Gore didn't come right out and call global warming skeptics Nazis while addressing an audience at Oxford University in England. But then, he didn't have to. By simply violating Godwin's Law — which essentially says that an argument dies the moment someone makes a comparison to Nazis — in the way he did, Gore labeled anyone who opposes his agenda a fascist.

While the former vice president was delivering his sermon, the British were busy creating a para-police squad that will enforce government-imposed carbon dioxide emissions limits. Take a good look, because the formation of this team could well be a preview of what we'll get if the Democrats' climate change bill becomes law.

So far, the cap-and-trade global warming legislation — known as the Waxman-Markey bill — has been passed only in the House. The Senate still has to take it up, and then a conference committee would write a version that both chambers would agree to vote on should the Senate approve legislation that has differences.

Any bill passed will of course have to be signed by President Obama. But the only question there is not whether he'll sign it but whether he'll turn the event into a circus bigger than Michael Jackson's memorial.

What comes next is the legalized extortion of the American people. Some analysts estimate that this scheme to save us from ourselves could by 2030 cost each American family as much $4,300 a year and destroy 2.5 million jobs. That's even counting the "green" jobs the bill's supporters claim it will create.

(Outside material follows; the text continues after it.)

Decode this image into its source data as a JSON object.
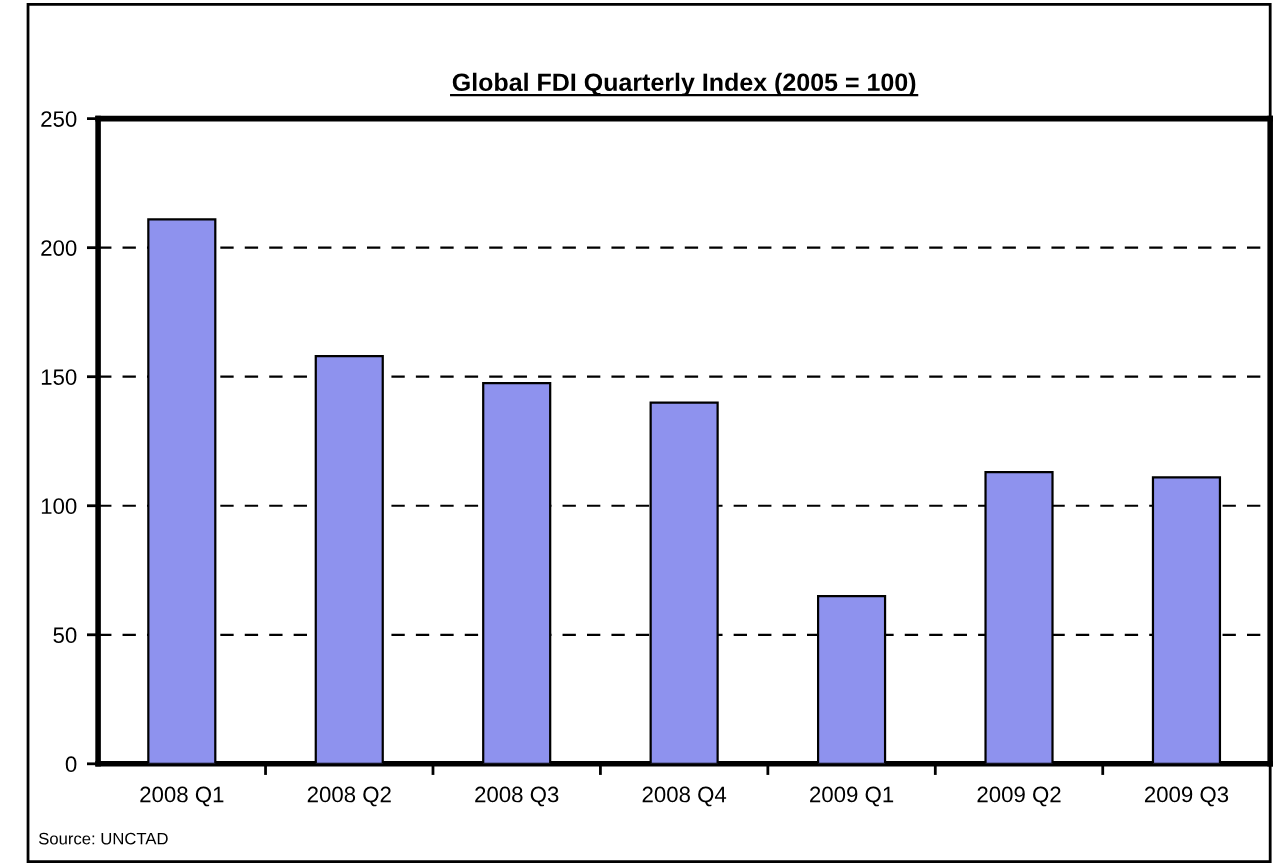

In return for that sacrifice, people living in our world a century from now will experience a global temperature that is projected to be one-tenth to two-tenths of one degree Celsius cooler than it would have been without the legislation.

While the loss of economic liberty is chilling enough, how much more freedom will be lost if Washington follows London's lead and establishes a cap-and-trade police force?

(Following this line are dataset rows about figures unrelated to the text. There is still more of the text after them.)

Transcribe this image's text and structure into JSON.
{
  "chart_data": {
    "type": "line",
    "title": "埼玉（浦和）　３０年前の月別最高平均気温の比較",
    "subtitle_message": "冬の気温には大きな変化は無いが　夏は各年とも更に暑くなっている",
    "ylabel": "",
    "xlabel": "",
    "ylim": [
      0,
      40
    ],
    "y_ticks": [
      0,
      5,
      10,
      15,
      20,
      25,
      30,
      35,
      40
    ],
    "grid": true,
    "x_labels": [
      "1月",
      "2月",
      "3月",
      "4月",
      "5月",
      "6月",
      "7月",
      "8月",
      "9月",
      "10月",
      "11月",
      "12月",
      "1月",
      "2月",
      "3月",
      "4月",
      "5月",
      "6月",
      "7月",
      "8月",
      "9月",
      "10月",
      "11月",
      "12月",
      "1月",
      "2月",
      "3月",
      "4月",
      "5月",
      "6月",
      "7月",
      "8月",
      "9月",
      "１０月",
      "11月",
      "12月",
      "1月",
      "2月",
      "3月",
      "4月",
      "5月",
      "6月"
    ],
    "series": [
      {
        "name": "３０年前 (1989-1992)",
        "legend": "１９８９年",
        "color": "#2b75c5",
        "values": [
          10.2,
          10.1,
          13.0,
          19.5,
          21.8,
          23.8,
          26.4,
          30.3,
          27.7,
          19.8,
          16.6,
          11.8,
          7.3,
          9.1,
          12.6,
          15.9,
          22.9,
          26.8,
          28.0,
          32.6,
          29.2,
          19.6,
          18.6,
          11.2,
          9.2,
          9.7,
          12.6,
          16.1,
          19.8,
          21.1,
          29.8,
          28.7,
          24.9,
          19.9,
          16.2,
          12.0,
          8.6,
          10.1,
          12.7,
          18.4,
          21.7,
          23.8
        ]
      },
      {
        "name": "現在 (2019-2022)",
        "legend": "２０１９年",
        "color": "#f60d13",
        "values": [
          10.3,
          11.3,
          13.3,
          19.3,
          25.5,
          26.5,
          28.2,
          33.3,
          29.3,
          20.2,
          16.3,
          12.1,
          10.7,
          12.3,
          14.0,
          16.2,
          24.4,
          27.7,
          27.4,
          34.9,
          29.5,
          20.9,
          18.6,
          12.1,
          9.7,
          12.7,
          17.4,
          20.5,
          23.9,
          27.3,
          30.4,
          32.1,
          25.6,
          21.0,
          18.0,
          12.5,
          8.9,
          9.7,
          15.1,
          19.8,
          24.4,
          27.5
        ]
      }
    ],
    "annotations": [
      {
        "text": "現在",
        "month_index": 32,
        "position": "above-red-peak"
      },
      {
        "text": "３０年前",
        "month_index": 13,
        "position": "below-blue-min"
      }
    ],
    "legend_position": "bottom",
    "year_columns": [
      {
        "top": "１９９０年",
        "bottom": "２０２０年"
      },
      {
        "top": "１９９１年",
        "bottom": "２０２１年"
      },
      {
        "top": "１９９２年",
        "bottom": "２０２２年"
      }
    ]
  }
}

The United Kingdom's Carbon Reduction Commitment, which applies to nonenergy-intensive businesses, goes into effect next year. Ahead of that, the government's Environment Agency is establishing a squad of 50 auditors that will be charged with catching companies that exceed their CO2 emissions limits.

If news reports from Britain are to be believed, this will not be a collegial staff of ordinary green-eyeshade auditors riding desks. This group will be armed with warrants and have the power to search private grounds, snoop through energy bills, carbon-trading records and receipts from suppliers, and seize evidence.

The auditors will be granted the authority to spy on businesses without their knowledge as well as to show up at a company's doorstep for what is likely to be an intimidating visit if, the London Times reports, the company's numbers "do not add up."

It's not clear if the auditors — who are to wear green jackets — will be able to charge private businesses that overstep their carbon output allocations with criminal offenses. But no one should be surprised if they do.

This sort of crackpot scheme is yet another case of foolishness that makes it seem like the world has gone mad. It hasn't. Still, enough pockets of hysteria and second-rate thinking are out there, especially in places of influence, to cause us concern.

When we see benign behavior, such as emitting CO2, become an offense worthy of the attention of a national government, we know we are in a dangerous era. We hope enough rationality remains in the Senate to keep this madness from spreading to the U.S.